Helmet Standard Testing
MC SAFETY: Helmet standard: Better fit urged;
The federal guideline should be updated to address 'roll-off' problems and unapproved headgear, researchers say.
Los Angeles Times
October 10, 2007 Wednesday
Almost every day at the Collision and Injury Dynamics lab in El Segundo, helmets are crashing into anvils. One day it could be full-face models. The next it's partials and shorties. Whatever the helmet, it all ends the same, with a loud bam as it slams to a stop, then bounces and comes to a standstill.
Up close, it seems to happen fast, even if the helmet is moving just 13.4 miles per hour in its rush toward the flat metal anvil. According to the 1981 Hurt Study, 13.4 mph represents the 90th percentile of crash impacts, and flat pavement is the place a crash-involved helmet is most likely to touch down. So those are the most important criteria the Department of Transportation uses to see if helmets meet its Federal Motor Vehicle Safety Standard 218.
This "DOT Standard" was first issued in 1974. It was revised in 1980 and again in 1988, but, like so many other aspects of motorcycle safety, it hasn't been revised since then and is now overdue, said Dave Thom, longtime helmet researcher and Collision and Injury Dynamics partner.
Earlier this year, Thom and other scientists from the American Society for Testing and Materials submitted a list of recommendations for the update to the DOT, which isn't likely to adopt a new standard for months if not years. Included on that list:
1) A positional stability, or roll-off, test to judge whether a helmet, when fastened, can still roll off a rider's head.
2) Better labeling to make illegal, i.e. non-DOT-approved, helmets more easily identifiable to law enforcement.
Most riders are familiar with the "DOT Standard," which is required for any helmet sold in the U.S. They may be less familiar with the other three standards at play in the U.S. -- that of the Snell Memorial Foundation, which has been issuing private, nongovernmental helmet performance standards for 50 years; the Economic Community of Europe standard (or ECE) used in 50-plus countries; and the British Standards Institution (or BSI) from England.
Although some riders believe that a helmet meeting a couple of standards offers more protection than a helmet that meets just one, Thom says that isn't always true. In a 2005 study conducted for Motorcyclist magazine, Thom and his team smashed a couple of dozen helmets in "realistic tests that would be relevant to you or I falling off a motorcycle," he said. The helmets that did the best were DOT only. Second, third and fourth places went to DOT/ECE, DOT/BSI and DOT/Snell, respectively.

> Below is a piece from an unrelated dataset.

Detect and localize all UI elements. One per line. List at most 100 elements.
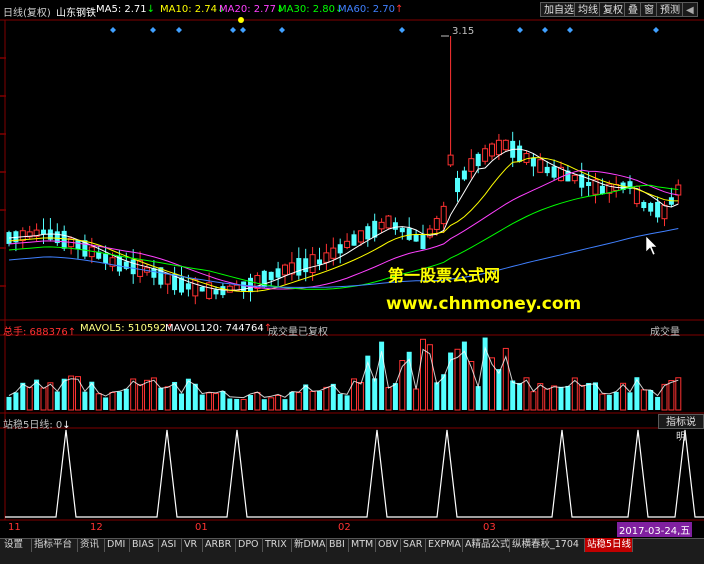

"There's no question that a Snell helmet will take more impact," said Thom. "You can hit it more times in the same spot than a plain old DOT helmet, but the reality is, who cares? That doesn't happen in real life."
There are three main types of helmets: full-face, partial (or three-quarter) and half helmets, or shorties. According to Thom, the more you cover, the more you protect, though a partial-coverage helmet that meets the DOT standard gives riders almost all the protection of a full-face.
What makes a helmet work are its three primary components: a hard, thermoplastic outer shell to prevent penetration, an energy-absorbing expanded polystyrene liner to absorb impact and a strap.
Prices range considerably -- from $30 to $700 -- though more expensive doesn't mean better in terms of impact protection.
"The standards drive the performance of the helmet. If you spend $700 for brand A and $600 for brand S and $200 for brand M, the performance is going to be very similar, assuming they all meet the same standard," said Thom. "You'll get something for your money -- nicer interiors, nicer finish -- but you don't get two or three times as much protection by spending two or three times as much money."